Ах, милая Сэнди, ты бы еще спросила, хочу ли поцеловать тебя в шею, как «сумеречный» Эдвард наивную Беллу, чтобы даровать тебе бессмертие, а себе планы на будущее в этом захолустье...

Но с календаря еще не слетел вторник, в который на старшую дочь Баркли не навешали обязанности многодетной матери. Мы собрались заскочить в супермаркет, накупить чипсов и потом минимум час проболтать на скамейке в парке, плевать, что местные называют «парком» пятидесятиметровую аллею с переполненными урнами и захарканным асфальтом.

В супермаркете я, сжав лапку ненаглядной Сэнди, стоял в очереди в одну-единственную кассу, как вдруг на мои девственно-белые кроссовки наехало колесо с налипшей землей. Я обернулся и выругался. Элвин расплылся в улыбке, обошелся без «извини» и тут же перешел в наступление безо всяких рыцарских правил. Ему, верно, хватало ограниченных возможностей, поэтому вежливость казалась уже лишней.

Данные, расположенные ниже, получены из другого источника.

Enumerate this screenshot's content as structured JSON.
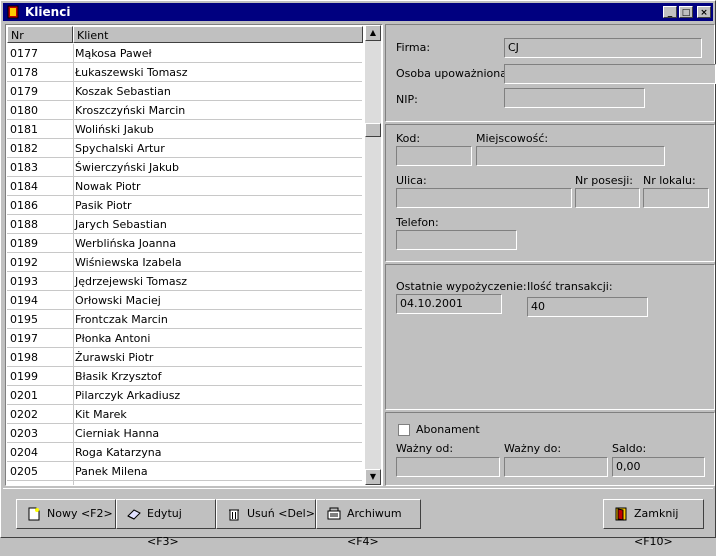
{
  "window": {
    "title": "Klienci",
    "controls": {
      "minimize": "_",
      "maximize": "□",
      "close": "×"
    }
  },
  "list": {
    "columns": [
      "Nr",
      "Klient"
    ],
    "rows": [
      {
        "nr": "0177",
        "klient": "Mąkosa Paweł"
      },
      {
        "nr": "0178",
        "klient": "Łukaszewski Tomasz"
      },
      {
        "nr": "0179",
        "klient": "Koszak Sebastian"
      },
      {
        "nr": "0180",
        "klient": "Kroszczyński Marcin"
      },
      {
        "nr": "0181",
        "klient": "Woliński Jakub"
      },
      {
        "nr": "0182",
        "klient": "Spychalski Artur"
      },
      {
        "nr": "0183",
        "klient": "Świerczyński Jakub"
      },
      {
        "nr": "0184",
        "klient": "Nowak Piotr"
      },
      {
        "nr": "0186",
        "klient": "Pasik Piotr"
      },
      {
        "nr": "0188",
        "klient": "Jarych Sebastian"
      },
      {
        "nr": "0189",
        "klient": "Werblińska Joanna"
      },
      {
        "nr": "0192",
        "klient": "Wiśniewska Izabela"
      },
      {
        "nr": "0193",
        "klient": "Jędrzejewski Tomasz"
      },
      {
        "nr": "0194",
        "klient": "Orłowski Maciej"
      },
      {
        "nr": "0195",
        "klient": "Frontczak Marcin"
      },
      {
        "nr": "0197",
        "klient": "Płonka Antoni"
      },
      {
        "nr": "0198",
        "klient": "Żurawski Piotr"
      },
      {
        "nr": "0199",
        "klient": "Błasik Krzysztof"
      },
      {
        "nr": "0201",
        "klient": "Pilarczyk Arkadiusz"
      },
      {
        "nr": "0202",
        "klient": "Kit Marek"
      },
      {
        "nr": "0203",
        "klient": "Cierniak Hanna"
      },
      {
        "nr": "0204",
        "klient": "Roga Katarzyna"
      },
      {
        "nr": "0205",
        "klient": "Panek Milena"
      }
    ]
  },
  "details": {
    "firma_label": "Firma:",
    "firma_value": "CJ",
    "osoba_label": "Osoba upoważniona:",
    "osoba_value": "",
    "nip_label": "NIP:",
    "nip_value": "",
    "kod_label": "Kod:",
    "kod_value": "",
    "miejscowosc_label": "Miejscowość:",
    "miejscowosc_value": "",
    "ulica_label": "Ulica:",
    "ulica_value": "",
    "nr_posesji_label": "Nr posesji:",
    "nr_posesji_value": "",
    "nr_lokalu_label": "Nr lokalu:",
    "nr_lokalu_value": "",
    "telefon_label": "Telefon:",
    "telefon_value": "",
    "ostatnie_label": "Ostatnie wypożyczenie:",
    "ostatnie_value": "04.10.2001",
    "ilosc_label": "Ilość transakcji:",
    "ilosc_value": "40",
    "abonament_label": "Abonament",
    "abonament_checked": false,
    "wazny_od_label": "Ważny od:",
    "wazny_od_value": "",
    "wazny_do_label": "Ważny do:",
    "wazny_do_value": "",
    "saldo_label": "Saldo:",
    "saldo_value": "0,00"
  },
  "buttons": {
    "nowy": "Nowy <F2>",
    "edytuj": "Edytuj <F3>",
    "usun": "Usuń <Del>",
    "archiwum": "Archiwum <F4>",
    "zamknij": "Zamknij <F10>"
  }
}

— Сэнди, в среду вечером Донна испечет лимонные кексы. Мы с тобой будем есть кексы и решать уравнения. Приходи около семи, управимся за пару часов, — и лишь после обратился ко мне: — Кстати, Сет, портрет готов, Сэнди занесет его вам домой в среду вечером. Крутые плавки! Донна не использует цветные карандаши в портретах, но для красных трусов сделала исключение. У тебя на фотке такие ноги! Мне нравятся твои сильные ноги, столько мускулов. Что надо, Сет, береги их!

Представляю, как это выглядело со стороны: здоровый пацан трясет беспомощного инвалида и орет на весь магазин.

— Слышишь, ты, макака в коляске, отвяжись от Сэнди и найми уже себе репетитора, если настолько туп, что не тянешь алгебру и геометрию! Сиди и решай, тебе же некуда торопиться! В среду мы идем в кино, понял? Я и Сэнди. А ты уткнись в задачник и давись лимонными кексами хоть до самой полуночи! — Я швырнул Элвина в пожизненный катафалк.

У Барнса ни один нерв на лице не дернулся. Он едва слышно шепнул Сэнди:

— Если не придешь, я скажу бабушке, как ты поступила с ее подарком. Вряд ли Донне понравится подобное отношение. Всего пара часов в среду — и это останется только нашим секретом.

Я заметил в глазах Сэнди полную покорность и просто потерял контроль.

— Ах ты, поганый ублюдок! Я выведу тебя на чистую воду, ты же специально оговорил тех ребят и сам свалился в овраг! Ты просто хочешь, чтобы тебя все жалели!

Очередь словно в воздухе рассосалась, кассирша выронила мелочь и принялась собирать, присев на корточки, Сэнди, всхлипывая, убежала, а мой затылок запылал, словно утюгом прижгли — за спиной стояла Донна в очередном глухонемом черном платье. Легче разгадать загадку знаменитой картины Малевича, чем понять, как такая грузная женщина может втиснуться в подобные наряды.

— Но только где же взять чистую воду, Сет, если здешняя земля насквозь пропитана грехами, а люди теряют разум настолько, что забывают о сострадании к ближнему? Ты ведь даже не ходишь в церковь. Зря, зря. Наш проповедник так хорошо рассказывает о твоем пороке — гордыне. Только полное раскаяние спасает заблудшую душу…

Я ничего не сказал в ответ, оставил на ленте чипсы и свалил домой. И по дороге думал не о Боге, а о Дьяволе.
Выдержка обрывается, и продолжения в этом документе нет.